Should Barack Obama unveil a formal governmentwide management agenda, as have other recent presidents, and if so, what should it comprise?
That topic was addressed by about 30 federal management experts, who spent an afternoon in mid-October discussing what might come next by way of a presidential management initiative.
John Kamensky, who staffed the Clinton-Gore National Performance Review, described NPR's principles. Robert Shea, who was central to the Bush administration's management program, spoke about efforts to make agencies improve performance through use of the Performance Assessment Rating Tool. Jonathan Breul, for many years the voice of management wisdom at the Office of Management and Budget, also was among the participants. The session was hosted by William D. Eggers, director of the Deloitte public sector research program, and Stephen Goldsmith, director of the innovations in American government program at Harvard University's John F. Kennedy School of Government.
So the discussion benefited from a lot of hard-earned wisdom about the strengths and weaknesses of the broad, cross-cutting management dictates imposed on agencies during the past 16 years - and participants were well-equipped to ask whether another regime should be imposed.

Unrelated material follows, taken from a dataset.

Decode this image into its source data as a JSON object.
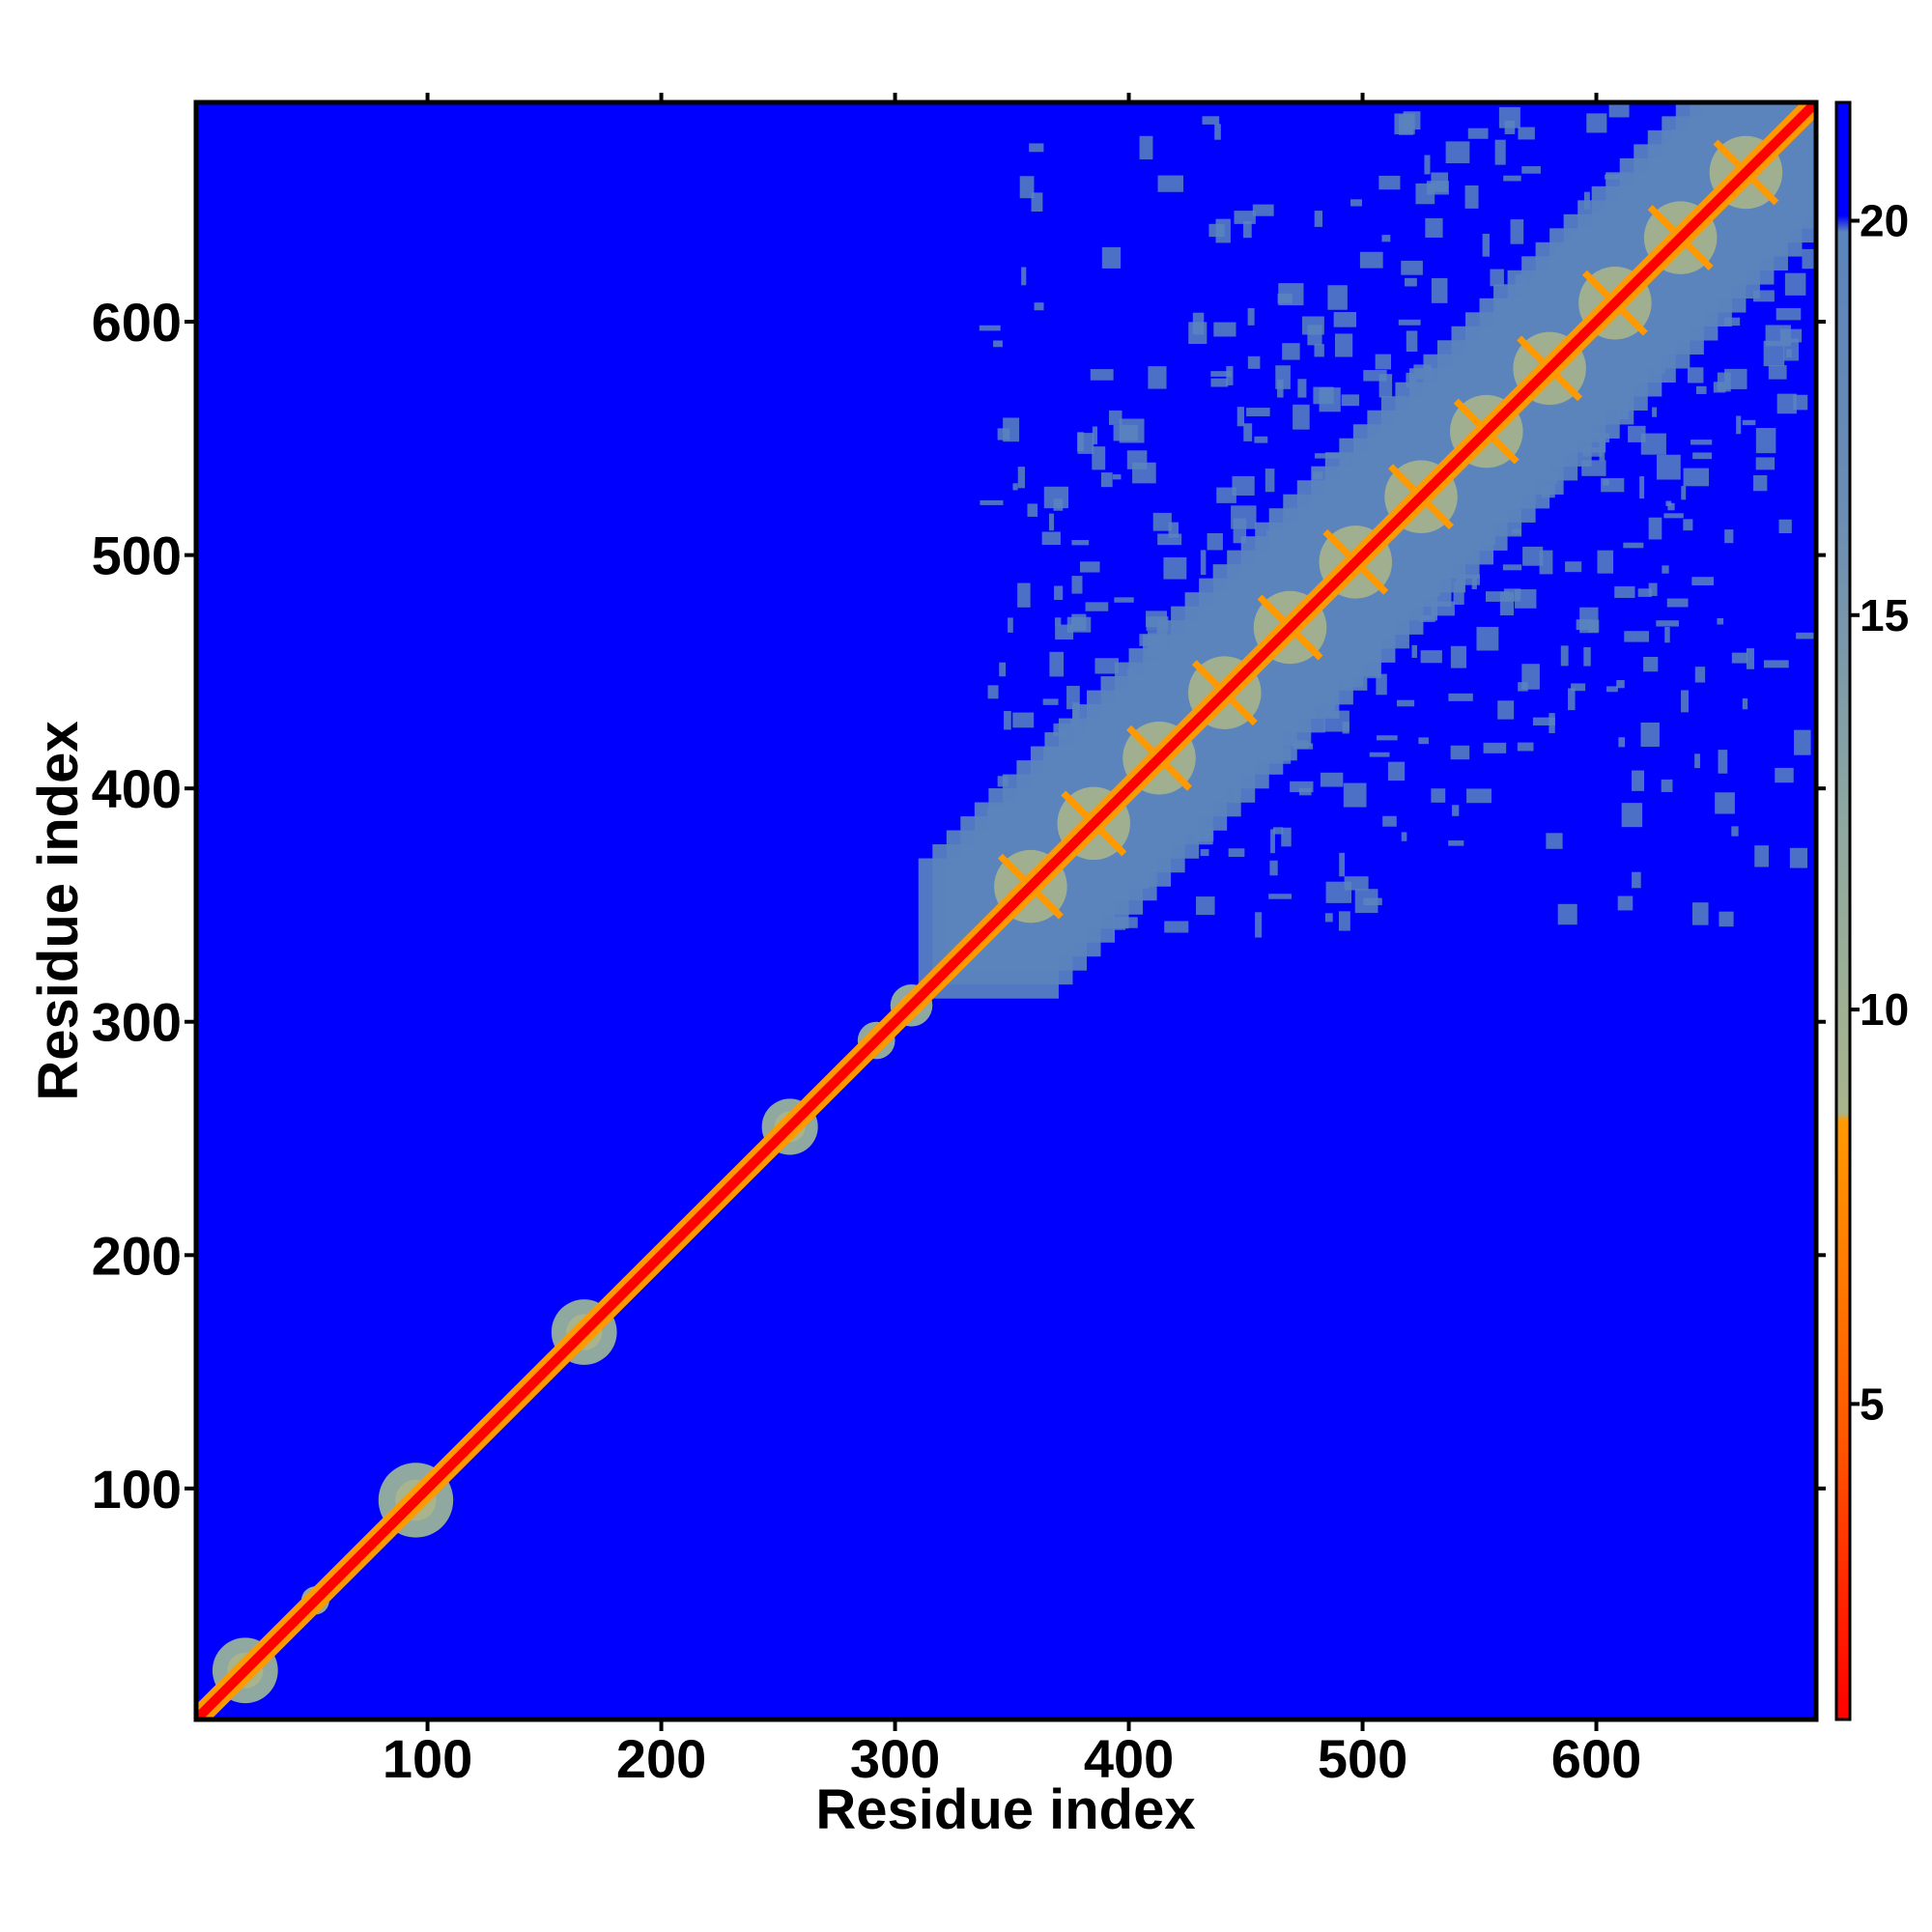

I argued in opposition, and the majority of participants seemed to agree. Laws and mandates have piled up for so many years that agencies do not need any more. And it's hardly necessary to spend White House time on such well-ingrained and essential goals as better financial management, more e-government and improved personnel practices.
Of course, Obama probably will have a program with a label - how about "Reform 21" or perhaps "NextGov?" But this won't be of central importance, for such broad-based bromides need now to give way to specific efforts built around a few national priorities.
One important Obama goal is to reduce our dependence on foreign oil. This is achievable, given the political will and requisite funding. Some at the Deloitte meeting spoke of creating another NASA, and finding a brilliant manager like James E. Webb, NASA's early leader. Management lessons, and perhaps theories, would emerge as byproducts of such an effort.
The nation also urgently needs to tend to its financial stability, and here again, we are treading in unfamiliar territory. Policy, for now, has been set in the banking bailout law Congress approved in the fall, but staffing the new Office of Financial Stability and creating a huge new debt and regulatory program on the fly offer unprecedented challenges. How does one recruit people who can understand how to sort out the complex financial entanglements that have brought us down? Can we pay them enough? To the extent the Treasury Department outsources the job, who will be qualified to oversee the work? It's a much more complex task than the 1989 savings and loan bailout, which cost a fraction of the new bailout. And it's evident that Treasury is struggling now.
On fiscal policy, we should have an independent commission to frame an escape from the huge hole we were digging even before the bailout, the consequence of Medicare and other entitlement programs whose costs are spiraling far beyond their resources. On health care, we need the best expertise available to reconfigure the nation's delivery system.
Six years ago, in a prescient book titled The Politics of Fortune (Harvard Business School Press, 2002), Jeffrey Garten, dean of the Yale School of Management, called upon private sector leaders to embrace the values of the public sector. The call went largely unheeded, and the nation is suffering.
Perhaps now we can hope that government can enlist good-willed talent from business to help meet management challenges the likes of which we haven't seen in a lifetime.